監修 好川 寛 プロゴ税理士事務所
決算書とは、企業の1事業年度の経営成績と決算日時点の財産状況をまとめた書類です。
いわば会社の1年間の「成績表」であり、法人の確定申告に欠かせないだけでなく、自社の経営実態を正しくつかむうえでも重要な役割を担います。ポイントを押さえれば初心者でも読みこなせます。

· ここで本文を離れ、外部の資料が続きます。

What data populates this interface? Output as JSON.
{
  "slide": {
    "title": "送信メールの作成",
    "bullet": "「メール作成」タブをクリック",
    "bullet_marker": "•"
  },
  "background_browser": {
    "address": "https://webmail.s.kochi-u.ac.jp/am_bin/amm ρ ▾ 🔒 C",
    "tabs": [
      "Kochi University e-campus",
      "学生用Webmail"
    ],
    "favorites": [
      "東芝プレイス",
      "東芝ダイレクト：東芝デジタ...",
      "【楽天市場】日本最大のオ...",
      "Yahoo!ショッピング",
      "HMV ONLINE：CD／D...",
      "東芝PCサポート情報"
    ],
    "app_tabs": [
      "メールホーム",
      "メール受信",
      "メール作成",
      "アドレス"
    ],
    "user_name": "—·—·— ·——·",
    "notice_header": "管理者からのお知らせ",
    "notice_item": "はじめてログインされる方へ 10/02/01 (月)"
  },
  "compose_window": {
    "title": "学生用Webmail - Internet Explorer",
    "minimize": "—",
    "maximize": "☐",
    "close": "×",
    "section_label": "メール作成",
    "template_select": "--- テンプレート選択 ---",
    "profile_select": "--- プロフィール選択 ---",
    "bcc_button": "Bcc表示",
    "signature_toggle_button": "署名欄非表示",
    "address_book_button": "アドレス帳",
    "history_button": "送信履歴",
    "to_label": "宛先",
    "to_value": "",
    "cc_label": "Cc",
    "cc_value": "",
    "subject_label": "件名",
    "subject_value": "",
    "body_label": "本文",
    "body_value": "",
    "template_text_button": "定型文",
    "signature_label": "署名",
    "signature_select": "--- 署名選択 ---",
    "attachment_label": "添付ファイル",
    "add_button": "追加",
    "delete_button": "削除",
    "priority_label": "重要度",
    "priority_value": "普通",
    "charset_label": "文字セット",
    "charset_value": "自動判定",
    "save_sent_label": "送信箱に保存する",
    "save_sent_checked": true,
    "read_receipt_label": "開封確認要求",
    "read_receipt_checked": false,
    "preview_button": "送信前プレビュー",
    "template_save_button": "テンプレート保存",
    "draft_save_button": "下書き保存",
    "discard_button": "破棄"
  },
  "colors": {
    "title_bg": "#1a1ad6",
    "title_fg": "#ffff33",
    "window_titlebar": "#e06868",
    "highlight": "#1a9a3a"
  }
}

本記事では、決算書の役割・種類・読み方・書き方の基本に加え、どこから読めばよいかや経営状態を分析する視点まで、順を追って解説します。
目次
- 決算書(財務諸表)とは
- 決算書を作成する目的
- 個人事業主の決算書(青色申告決算書)との違い
- 収支決算書との違い
- 決算書の種類と読み方
- 貸借対照表
- 損益計算書
- キャッシュ・フロー計算書
- 株主資本等変動計算書(社員資本等変動計算書)
- 個別注記表
- 計算書類に係る附属明細書
- 決算書はどこから見る?初心者向けの読み方3ステップ
- 決算書からわかる経営の健全性|3つの分析視点
- 決算書の書き方(作り方)
- 1. 仕訳帳のチェック
- 2. 総勘定元帳への転記および試算表の作成
- 3. 決算書の作成
- 決算書を作成する際のポイント
- 日々の取引をこまめに集計する
- 税理士への依頼や会計ソフトの活用を検討する
- 決算書の保存期間
- まとめ
- 大変な法人決算と税務申告を効率的に行う方法
- よくある質問
決算書(財務諸表)とは
財務諸表・計算書類・計算書類等の内容は金融商品取引法・会社法・法人税法で定義されており、以下のとおり書類の構成が一部異なります。
| 財務諸表 | 計算書類 | |
|---|---|---|
| 法律 | 金融商品取引法 | 会社法 |
| 書類内訳 | ・貸借対照表 ・損益計算書 ・株主資本等変動計算書 ・キャッシュ・フロー計算書 ・附属明細表 | ・貸借対照表 ・損益計算書 ・株主資本等変動計算書 ・個別注記表 |
出典:e-Gov法令検索「会社法(平成十七年法律第八十六号)|第四百三十五条」
出典:e-Gov法令検索「会社計算規則(平成十八年法務省令第十三号)|第五十九条」
出典:e-Gov法令検索「法人税法(昭和四十年法律第三十四号)|第七十四条」
決算書は、上表の法律(金融商品取引法・会社法・法人税法)によって作成が義務付けられています。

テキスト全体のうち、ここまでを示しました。